According to Van Huyssteen, around 40% of South Africa’s entire automotive workforce is based in the Eastern Cape. If the US tariffs persist, she said, “we’re not just talking about company losses, we’re talking about a potential jobs bloodbath.”

Why South Africa Was Targeted

South Africa has recently leaned more openly toward its BRICS partners, China, Russia, Brazil, and India—at a time when the US is looking to rebalance trade away from rival blocs.

Trump’s administration has now made it clear: any economy aligning too closely with BRICS may face economic consequences.

He’s also reportedly considering a further 10% tariff on BRICS nations in what analysts have dubbed a “new trade war for a multipolar world.”

This is not the first time South Africa’s balancing act between Western trade and BRICS diplomacy has caused friction. But this time, the stakes are tangible.

The Bigger Picture: Global Trade in Flux

Van Huyssteen pointed out that the global trade system has been “upended.” Longstanding relationships, built over decades are now subject to sudden political whims.

Multinational corporations are watching carefully. If manufacturing in South Africa becomes less economically viable due to trade penalties, some may relocate operations.

For a country already grappling with high unemployment and low investor confidence, that’s an outcome it can’t afford.

Government’s Plea for a Lifeline

President Cyril Ramaphosa is trying to buy time. Speaking to reporters last week, he confirmed that the US granted South Africa a one-week delay before implementation of the full tariffs. The hope is to use that window to “negotiate as strongly and as hard as we can” to soften or avoid the blow.

Behind closed doors, South Africa is offering several sweeteners: importing more US agricultural products, investing in American mining and recycling ventures, and partnering in strategic sectors like pharmaceuticals and agri-machinery.

Whether it will be enough remains to be seen.

Local Reaction: Anger, Anxiety, and Resilience

On South African social media, reactions have been swift and emotional.

“South African exporters just became collateral damage in Trump’s 2024 campaign,” one user posted on X (formerly Twitter).

“Why are we paying the price for global power plays?” asked another.

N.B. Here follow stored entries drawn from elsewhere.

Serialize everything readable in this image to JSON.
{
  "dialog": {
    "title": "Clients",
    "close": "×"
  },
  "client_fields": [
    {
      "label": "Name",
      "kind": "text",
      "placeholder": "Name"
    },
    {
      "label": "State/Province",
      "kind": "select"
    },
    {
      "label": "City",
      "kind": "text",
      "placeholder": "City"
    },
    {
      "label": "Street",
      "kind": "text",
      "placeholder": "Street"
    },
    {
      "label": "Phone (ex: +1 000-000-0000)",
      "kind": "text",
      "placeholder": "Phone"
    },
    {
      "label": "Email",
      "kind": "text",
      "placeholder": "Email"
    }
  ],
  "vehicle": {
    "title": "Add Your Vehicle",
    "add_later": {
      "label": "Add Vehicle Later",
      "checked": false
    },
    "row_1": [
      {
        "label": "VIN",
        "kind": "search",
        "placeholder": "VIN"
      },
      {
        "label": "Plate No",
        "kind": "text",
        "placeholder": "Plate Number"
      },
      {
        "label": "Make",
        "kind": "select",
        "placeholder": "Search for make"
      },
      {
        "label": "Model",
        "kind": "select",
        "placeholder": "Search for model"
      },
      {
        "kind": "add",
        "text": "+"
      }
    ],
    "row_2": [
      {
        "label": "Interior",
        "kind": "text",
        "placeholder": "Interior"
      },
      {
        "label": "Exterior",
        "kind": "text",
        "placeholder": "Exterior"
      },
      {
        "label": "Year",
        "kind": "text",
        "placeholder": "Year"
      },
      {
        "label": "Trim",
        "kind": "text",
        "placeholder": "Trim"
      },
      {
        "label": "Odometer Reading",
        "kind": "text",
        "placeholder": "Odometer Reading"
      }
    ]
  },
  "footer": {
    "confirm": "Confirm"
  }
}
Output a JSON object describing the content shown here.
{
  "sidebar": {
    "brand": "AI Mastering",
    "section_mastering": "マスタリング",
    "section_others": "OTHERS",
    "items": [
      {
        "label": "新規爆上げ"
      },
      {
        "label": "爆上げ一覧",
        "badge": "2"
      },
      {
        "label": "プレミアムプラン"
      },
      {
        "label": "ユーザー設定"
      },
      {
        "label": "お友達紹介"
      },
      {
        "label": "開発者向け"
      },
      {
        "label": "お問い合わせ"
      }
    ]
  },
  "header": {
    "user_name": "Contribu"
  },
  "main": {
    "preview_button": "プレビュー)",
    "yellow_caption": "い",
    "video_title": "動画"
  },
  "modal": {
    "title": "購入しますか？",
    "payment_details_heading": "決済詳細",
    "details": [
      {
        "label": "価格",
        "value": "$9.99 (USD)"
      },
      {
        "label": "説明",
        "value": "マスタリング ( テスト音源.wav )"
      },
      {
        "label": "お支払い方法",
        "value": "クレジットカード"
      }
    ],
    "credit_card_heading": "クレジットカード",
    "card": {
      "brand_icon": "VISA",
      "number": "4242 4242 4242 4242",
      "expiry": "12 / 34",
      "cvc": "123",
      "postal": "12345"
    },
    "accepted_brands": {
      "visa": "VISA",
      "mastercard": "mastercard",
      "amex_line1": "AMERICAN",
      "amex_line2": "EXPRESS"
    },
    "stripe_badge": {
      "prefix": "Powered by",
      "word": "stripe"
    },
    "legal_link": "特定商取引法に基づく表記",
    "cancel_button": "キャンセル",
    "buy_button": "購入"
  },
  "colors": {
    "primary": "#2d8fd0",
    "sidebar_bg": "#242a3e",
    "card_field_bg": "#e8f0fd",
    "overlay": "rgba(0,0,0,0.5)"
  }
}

But amid the outrage, there’s also a thread of resilience. Gqeberha locals have been through economic storms before, from GM’s exit in 2017 to Covid-19 disruptions. There’s hope that regional leaders and national government will find ways to pivot, diversify, and protect core industries.

For now, though, workers at Jendamark and other Eastern Cape manufacturers are left waiting, hoping this isn’t the start of a bigger unraveling.

Trump’s 30% tariff has already cost a key Eastern Cape exporter R750 million and placed thousands of jobs in jeopardy. The broader concern is that South Africa’s automotive heartland may take a permanent knock if trade negotiations fail. As the government scrambles for solutions, local industries brace for a rough road ahead.

 This isn’t just about Trump or tariffs. It’s about South Africa finding its place in a fast-shifting global economy and whether we’ll be given the space to grow, or squeezed out by geopolitics.